Statistical Inference

The above descriptive analysis tells us what we have learned about the 16 infants in the study. But can we say more than just what these 16 infants did?

One way to approach the analysis is to suppose for the moment that the researchers’ conjecture is wrong, and 10-month-old infants do not really have any preference for either type of toy. In other words, infants just blindly pick one toy or the other, without any regard for whether it was the helper toy or the hinderer.

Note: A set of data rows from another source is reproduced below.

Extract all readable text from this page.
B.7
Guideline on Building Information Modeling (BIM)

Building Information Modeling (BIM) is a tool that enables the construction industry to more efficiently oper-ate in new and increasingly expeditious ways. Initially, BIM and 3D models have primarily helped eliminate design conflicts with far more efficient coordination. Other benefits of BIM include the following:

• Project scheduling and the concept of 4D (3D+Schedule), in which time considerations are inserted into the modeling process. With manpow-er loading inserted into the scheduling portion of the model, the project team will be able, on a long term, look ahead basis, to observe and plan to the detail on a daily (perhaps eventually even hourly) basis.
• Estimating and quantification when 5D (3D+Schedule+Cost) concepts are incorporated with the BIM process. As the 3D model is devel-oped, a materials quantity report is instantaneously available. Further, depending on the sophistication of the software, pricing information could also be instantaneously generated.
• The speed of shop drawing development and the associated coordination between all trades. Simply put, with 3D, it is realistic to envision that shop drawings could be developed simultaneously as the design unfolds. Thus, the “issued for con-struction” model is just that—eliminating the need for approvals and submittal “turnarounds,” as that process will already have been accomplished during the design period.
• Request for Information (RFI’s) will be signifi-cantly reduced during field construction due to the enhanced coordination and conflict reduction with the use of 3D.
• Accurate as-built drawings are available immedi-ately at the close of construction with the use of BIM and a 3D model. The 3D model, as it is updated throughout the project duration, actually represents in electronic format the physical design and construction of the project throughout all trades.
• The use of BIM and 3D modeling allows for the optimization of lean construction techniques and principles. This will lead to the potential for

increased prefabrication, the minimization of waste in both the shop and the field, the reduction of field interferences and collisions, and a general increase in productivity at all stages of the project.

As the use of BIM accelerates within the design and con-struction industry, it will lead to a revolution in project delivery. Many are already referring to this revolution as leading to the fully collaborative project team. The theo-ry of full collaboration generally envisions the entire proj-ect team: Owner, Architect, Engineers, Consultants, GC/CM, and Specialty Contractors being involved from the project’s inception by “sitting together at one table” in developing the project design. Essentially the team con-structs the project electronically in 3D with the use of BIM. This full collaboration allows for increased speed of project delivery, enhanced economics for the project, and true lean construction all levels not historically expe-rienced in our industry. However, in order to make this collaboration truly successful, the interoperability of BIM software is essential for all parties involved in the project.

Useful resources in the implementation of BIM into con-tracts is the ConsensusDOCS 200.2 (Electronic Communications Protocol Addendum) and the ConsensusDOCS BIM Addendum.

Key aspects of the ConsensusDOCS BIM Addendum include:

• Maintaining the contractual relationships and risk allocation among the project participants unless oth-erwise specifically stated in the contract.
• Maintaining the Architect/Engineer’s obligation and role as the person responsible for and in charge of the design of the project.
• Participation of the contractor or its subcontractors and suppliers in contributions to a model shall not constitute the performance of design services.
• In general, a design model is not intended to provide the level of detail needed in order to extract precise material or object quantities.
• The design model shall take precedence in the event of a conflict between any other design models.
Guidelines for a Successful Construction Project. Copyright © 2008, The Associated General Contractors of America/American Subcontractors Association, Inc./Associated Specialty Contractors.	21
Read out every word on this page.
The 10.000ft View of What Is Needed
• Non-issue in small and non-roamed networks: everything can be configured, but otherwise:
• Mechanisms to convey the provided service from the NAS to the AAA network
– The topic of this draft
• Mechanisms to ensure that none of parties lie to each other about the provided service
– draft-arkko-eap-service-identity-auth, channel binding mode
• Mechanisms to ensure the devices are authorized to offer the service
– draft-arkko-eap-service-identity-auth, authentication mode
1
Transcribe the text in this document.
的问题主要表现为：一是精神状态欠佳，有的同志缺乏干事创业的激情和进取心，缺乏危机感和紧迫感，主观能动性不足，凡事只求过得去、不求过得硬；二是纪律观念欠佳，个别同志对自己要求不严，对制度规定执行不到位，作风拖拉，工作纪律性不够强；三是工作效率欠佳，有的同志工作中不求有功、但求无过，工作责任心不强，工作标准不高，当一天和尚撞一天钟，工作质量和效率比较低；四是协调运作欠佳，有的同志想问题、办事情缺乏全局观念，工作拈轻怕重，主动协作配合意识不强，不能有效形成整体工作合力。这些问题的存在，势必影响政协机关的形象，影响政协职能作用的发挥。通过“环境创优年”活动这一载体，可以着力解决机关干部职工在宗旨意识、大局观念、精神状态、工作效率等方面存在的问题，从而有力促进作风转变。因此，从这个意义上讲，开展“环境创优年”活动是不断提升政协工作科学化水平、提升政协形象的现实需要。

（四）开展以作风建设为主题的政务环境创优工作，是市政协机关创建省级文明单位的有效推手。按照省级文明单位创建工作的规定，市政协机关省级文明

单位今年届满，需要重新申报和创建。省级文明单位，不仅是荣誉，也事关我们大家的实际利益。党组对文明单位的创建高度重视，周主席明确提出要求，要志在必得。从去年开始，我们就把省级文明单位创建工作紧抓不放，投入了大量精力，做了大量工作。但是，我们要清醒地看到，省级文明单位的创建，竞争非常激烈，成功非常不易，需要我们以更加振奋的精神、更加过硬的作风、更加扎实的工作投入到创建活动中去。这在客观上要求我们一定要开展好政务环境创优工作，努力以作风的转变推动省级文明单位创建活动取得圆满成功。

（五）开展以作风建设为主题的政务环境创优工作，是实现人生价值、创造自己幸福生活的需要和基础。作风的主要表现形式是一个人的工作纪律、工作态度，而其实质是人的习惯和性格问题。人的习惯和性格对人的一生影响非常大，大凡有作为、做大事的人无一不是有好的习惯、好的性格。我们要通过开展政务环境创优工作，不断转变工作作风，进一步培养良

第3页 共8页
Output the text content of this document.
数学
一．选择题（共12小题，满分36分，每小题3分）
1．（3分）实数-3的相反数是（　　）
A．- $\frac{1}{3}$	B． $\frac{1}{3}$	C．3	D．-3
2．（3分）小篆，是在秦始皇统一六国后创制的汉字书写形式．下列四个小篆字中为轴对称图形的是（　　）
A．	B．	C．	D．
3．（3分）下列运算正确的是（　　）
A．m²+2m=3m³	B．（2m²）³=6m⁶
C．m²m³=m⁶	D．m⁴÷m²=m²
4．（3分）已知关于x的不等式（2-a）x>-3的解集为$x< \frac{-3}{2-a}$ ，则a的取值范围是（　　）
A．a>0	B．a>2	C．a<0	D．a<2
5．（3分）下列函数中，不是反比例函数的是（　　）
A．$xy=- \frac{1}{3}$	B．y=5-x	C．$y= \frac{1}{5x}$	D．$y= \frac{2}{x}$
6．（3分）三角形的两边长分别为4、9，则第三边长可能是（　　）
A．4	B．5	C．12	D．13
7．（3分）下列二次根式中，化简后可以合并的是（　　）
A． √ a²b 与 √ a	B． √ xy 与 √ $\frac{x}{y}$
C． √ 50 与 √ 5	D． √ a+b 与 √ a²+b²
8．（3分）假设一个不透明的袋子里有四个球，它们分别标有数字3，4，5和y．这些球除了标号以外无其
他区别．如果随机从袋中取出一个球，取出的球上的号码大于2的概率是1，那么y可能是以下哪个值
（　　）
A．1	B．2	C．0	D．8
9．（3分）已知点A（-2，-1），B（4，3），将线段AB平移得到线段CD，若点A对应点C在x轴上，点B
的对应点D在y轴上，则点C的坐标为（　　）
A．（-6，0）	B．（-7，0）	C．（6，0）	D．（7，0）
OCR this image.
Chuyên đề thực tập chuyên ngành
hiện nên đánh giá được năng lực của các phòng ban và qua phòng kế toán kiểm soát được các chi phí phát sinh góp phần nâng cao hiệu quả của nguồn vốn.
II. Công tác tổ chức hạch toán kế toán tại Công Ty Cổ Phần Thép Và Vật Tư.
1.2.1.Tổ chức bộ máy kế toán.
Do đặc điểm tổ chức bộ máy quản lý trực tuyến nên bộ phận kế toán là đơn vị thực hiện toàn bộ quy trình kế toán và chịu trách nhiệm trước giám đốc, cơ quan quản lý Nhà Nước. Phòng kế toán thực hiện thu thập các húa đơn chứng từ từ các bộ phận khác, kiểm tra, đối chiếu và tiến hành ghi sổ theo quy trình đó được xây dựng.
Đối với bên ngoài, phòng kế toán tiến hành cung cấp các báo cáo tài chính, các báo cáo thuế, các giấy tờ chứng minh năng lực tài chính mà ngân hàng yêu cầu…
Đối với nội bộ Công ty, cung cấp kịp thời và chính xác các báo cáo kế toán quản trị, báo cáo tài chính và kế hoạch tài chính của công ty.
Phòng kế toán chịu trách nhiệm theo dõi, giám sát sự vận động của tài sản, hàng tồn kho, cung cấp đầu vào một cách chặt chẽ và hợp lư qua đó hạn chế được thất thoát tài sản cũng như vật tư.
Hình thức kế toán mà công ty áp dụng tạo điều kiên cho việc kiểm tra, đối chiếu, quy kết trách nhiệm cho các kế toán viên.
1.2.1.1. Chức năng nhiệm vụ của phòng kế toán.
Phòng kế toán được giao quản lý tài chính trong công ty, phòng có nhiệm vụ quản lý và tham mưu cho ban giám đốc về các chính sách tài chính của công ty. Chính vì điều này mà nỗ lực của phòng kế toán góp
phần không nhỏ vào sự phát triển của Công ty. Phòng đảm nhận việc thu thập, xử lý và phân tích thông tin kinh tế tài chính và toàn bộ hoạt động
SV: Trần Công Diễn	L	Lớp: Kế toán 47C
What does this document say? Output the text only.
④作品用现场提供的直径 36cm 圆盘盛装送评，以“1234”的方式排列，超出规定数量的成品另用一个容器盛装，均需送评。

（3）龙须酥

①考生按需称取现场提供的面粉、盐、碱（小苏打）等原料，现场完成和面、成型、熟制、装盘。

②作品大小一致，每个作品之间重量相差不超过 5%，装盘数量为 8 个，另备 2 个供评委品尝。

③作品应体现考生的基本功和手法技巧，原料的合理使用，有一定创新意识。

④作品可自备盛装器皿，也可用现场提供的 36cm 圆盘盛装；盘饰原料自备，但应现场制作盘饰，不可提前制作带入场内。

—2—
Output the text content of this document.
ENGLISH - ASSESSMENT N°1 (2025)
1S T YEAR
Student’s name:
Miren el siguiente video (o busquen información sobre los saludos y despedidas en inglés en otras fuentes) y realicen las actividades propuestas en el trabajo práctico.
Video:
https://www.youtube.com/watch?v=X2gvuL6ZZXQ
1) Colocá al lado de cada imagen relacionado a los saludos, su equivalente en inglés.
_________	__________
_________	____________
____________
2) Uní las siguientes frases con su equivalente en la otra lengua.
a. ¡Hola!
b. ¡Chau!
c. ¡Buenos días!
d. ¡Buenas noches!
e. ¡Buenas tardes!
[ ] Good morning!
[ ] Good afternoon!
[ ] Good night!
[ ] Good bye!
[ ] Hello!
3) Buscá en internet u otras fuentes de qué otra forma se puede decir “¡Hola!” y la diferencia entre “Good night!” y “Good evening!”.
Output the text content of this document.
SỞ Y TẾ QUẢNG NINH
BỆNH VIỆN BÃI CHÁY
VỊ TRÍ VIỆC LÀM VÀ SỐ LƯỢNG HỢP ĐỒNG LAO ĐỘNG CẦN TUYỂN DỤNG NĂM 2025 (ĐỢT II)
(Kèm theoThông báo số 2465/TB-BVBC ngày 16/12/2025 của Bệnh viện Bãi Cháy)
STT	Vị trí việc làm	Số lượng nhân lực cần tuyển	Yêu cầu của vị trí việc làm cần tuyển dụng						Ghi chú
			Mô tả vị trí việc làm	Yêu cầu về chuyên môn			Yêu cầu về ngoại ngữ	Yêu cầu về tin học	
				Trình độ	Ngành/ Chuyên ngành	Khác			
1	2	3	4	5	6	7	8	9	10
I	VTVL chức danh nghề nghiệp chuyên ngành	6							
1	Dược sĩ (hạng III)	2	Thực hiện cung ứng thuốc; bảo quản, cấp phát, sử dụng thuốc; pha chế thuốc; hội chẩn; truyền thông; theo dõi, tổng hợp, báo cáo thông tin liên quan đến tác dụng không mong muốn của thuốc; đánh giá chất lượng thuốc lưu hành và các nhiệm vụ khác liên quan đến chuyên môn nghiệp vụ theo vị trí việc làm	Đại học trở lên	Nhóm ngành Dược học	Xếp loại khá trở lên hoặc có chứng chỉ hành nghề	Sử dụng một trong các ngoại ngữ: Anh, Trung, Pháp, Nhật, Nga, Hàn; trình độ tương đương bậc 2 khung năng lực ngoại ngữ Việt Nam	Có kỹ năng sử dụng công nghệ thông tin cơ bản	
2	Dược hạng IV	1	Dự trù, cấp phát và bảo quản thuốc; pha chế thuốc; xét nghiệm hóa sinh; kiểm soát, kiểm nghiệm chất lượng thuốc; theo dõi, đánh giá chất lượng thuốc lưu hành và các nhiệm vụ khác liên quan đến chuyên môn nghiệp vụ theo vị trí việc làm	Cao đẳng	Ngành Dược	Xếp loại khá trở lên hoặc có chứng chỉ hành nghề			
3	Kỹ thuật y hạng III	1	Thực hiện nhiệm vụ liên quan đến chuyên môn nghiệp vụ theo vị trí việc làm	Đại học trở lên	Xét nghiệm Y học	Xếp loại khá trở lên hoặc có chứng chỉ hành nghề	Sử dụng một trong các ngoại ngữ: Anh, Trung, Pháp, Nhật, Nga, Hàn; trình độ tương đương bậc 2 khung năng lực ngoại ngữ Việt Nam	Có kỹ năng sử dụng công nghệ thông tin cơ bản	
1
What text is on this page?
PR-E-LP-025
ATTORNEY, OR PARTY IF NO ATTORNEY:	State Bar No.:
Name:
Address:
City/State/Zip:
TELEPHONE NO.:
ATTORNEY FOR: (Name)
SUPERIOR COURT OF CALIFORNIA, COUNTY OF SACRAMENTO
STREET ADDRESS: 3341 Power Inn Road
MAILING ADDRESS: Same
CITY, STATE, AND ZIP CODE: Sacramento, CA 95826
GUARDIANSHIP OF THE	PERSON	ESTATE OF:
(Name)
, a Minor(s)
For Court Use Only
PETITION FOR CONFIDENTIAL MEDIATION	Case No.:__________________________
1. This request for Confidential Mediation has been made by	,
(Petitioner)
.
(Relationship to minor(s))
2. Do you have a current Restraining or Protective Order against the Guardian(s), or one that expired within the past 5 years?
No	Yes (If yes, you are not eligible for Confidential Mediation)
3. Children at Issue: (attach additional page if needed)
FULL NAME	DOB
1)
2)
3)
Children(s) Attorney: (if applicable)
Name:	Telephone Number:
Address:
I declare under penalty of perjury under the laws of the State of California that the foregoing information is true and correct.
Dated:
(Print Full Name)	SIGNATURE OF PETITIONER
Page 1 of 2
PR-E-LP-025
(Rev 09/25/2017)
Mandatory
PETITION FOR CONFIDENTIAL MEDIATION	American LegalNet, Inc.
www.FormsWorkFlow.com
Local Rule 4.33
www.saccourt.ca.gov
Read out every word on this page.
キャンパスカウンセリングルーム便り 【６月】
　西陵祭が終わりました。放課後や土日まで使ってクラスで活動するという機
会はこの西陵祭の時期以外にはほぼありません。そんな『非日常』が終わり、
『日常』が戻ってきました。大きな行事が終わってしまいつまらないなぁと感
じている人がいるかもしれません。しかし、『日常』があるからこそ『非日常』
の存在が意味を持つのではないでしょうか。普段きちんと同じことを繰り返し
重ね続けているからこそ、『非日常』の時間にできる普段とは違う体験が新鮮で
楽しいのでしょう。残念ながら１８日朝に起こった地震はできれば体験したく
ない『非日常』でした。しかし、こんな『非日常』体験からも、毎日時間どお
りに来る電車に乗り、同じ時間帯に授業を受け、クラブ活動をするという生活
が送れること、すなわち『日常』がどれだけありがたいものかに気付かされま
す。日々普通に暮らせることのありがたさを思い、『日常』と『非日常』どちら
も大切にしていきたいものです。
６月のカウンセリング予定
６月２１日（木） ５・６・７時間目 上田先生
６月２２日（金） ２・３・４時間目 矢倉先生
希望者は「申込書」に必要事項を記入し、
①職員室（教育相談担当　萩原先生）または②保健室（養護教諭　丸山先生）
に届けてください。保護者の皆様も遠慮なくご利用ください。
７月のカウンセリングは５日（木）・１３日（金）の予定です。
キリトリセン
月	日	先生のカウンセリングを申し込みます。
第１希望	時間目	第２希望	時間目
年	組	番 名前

So for each infant, the probability of choosing the helper toy is .5. Put another way, the infants’ selections are just like flipping a coin: choose the helper if the coin lands heads and the hinderer if it lands tails.

  • Thought Question (Think about, briefly discuss with partner, move on)  If this is really the case (the infants have no preference between the helper and hinderer), is it possible that 14 out of the 16 infants would have chosen the helper toy just by chance?  (In other words, is it possible that in 16 tosses of a fair coin, you might randomly get 14 heads?)

Well, sure, it’s definitely possible that the infants have no real preference and simply pure random chance alone led to 14 of 16 choosing the helper toy. 

  • Thought Question: But how do we decide whether the data we have observed are convincing evidence that this result didn’t just happen by chance?  What do we need to know to be able to determine the chances of observing 14 of 16 infants choosing the helper if they are all flipping a coin?  How do we do this?